Data is knowledge and knowledge is power, so we’ve sought out these stories to help associations navigate the rather complex endeavor of translating member engagement activity into meaningful metrics. One of our most recent case studies reminds us that “translating” is indeed a vital step in the process. Last week, Christine Kelley, membership director at the American Productivity and Quality Center, shared her experience in “10 Lessons Learned in Developing a Member Engagement Scoring Model” in ASAE’s Associations Now Plus e-newsletter [member login required].
Kelley offers a detailed list of lessons and adviced based on APQC’s project, and it’s a nice glimpse into the nuance and nitty-gritty of making an engagement-scoring tool actually happen. Three of the first four lessons in her list, interestingly, all relate to translating the varying definitions of “engagement”—just within one organization—into a common, workable understanding:
- “Agree on what the engagement score is measuring and what it will help your organization accomplish.”
- “Determine the scope of ‘engagement.'”
- “In detail, define each instance of engagement and its source of record.”
You could read these in order as why, what, and how. In any case, they make clear the importance of defining engagement, because it’s an overbroad buzzword that can be applied to just about any form of member (or even nonmember) activity.
Eric Lanke, CAE, CEO of the National Fluid Power Association, noticed this problem in a discussion of association professionals last year and shared his observations on his blog:
One consistent thing I’ve noticed is that when it comes to member engagement, we all seem to be talking about several different things. … For some, member engagement means getting members to utilize the association’s services. For others, its means getting more volunteers for its committees and task forces. … Unless we are clear about which definition of member engagement we’re talking about, it should be easy to appreciate how complicated an innocent conversation about member engagement can become.
And Elizabeth Engel, CAE, CEO and chief strategist at Spark Consulting, argued last year that the definition of engagement is not only fuzzy but also too often determined by the association and not its members:
Nearly all the talk about engagement I hear was about scoring, tracking, and rewarding what the association values. We value committee service, so we give it a high score. We value spending money with the association, so we give it a high score. We value getting articles written for free for our magazine, so we give it a high score. … The perspective is totally backwards [and] tells you precisely zip about what the members and other audiences … value about their interactions with us.
APQC tackled this challenge head on:
- Why: As Kelley and her colleagues asked various stakeholders how they would use an engagement score, they determined “the membership, marketing, and sales groups’ business cases for the model presented the most potential for significant process changes and the resulting ROI.”

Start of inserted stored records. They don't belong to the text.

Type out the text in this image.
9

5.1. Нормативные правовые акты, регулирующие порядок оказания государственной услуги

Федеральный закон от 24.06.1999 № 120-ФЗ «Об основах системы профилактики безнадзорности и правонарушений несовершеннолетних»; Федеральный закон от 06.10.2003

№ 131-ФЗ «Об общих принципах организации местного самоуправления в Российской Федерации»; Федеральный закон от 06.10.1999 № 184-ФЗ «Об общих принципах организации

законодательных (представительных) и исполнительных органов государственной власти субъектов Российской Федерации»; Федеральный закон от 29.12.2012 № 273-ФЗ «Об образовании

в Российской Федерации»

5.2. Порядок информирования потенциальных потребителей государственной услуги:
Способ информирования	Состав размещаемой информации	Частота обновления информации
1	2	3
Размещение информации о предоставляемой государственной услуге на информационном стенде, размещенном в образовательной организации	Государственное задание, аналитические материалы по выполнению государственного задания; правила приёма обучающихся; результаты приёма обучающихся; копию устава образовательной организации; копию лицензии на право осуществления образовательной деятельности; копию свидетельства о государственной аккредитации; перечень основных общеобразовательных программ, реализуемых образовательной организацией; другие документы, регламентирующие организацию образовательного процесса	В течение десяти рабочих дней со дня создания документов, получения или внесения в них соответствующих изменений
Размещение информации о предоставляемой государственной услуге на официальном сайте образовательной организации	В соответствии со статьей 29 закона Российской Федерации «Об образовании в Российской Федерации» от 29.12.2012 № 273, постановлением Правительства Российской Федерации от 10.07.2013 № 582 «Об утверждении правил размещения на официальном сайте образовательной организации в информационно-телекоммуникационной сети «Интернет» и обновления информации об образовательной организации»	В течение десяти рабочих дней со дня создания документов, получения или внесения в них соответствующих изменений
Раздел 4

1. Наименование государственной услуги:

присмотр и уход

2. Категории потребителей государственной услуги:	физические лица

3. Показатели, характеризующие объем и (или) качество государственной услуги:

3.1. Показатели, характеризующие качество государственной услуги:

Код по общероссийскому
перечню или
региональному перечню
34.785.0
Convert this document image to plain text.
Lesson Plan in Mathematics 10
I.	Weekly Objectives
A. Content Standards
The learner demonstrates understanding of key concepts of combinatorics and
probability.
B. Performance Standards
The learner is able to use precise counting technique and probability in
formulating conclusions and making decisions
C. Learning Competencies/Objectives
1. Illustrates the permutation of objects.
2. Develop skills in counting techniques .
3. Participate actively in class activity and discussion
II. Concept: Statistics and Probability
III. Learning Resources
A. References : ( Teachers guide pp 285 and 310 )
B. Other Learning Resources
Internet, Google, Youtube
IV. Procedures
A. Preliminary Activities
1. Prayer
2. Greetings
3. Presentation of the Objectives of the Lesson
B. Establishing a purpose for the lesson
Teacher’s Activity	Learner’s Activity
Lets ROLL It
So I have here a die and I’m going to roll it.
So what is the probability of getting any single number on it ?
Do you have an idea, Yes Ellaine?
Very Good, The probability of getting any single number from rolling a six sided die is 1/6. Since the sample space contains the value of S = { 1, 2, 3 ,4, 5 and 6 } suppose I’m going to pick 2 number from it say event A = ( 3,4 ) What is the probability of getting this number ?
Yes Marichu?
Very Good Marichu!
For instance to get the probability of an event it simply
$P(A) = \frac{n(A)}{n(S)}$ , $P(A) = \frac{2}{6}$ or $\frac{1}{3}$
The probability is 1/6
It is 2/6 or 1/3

- What: Then they came to an agreement that “engagement includes the following activities: website, email, event attendance, community participation, and volunteerism.”
- How: And then they detailed exactly which actions represented those forms of engagement and how they would be tracked. Kelley writes that this was an “absolutely crucial” step. “‘Community participation'” could mean joining a community, posting to a discussion board, or attending an event put on by community volunteers. Be as precise as possible to the exact instance of engagement.”
As APQC and others have learned, both the value and challenge in developing a tool for engagement tracking and scoring is that it makes you turn language into ones and zeros. Those vague, myriad meanings for engagement that get tossed around in conversation have to be translated into clear, unmistakable definitions when you want to turn them into data. It forces some discipline and specificity around engagement across the association.
What’s your association’s biggest challenge in measuring engagement? How have you tried to define engagement according your association’s (and your members’) needs and goals? Please share in the comments.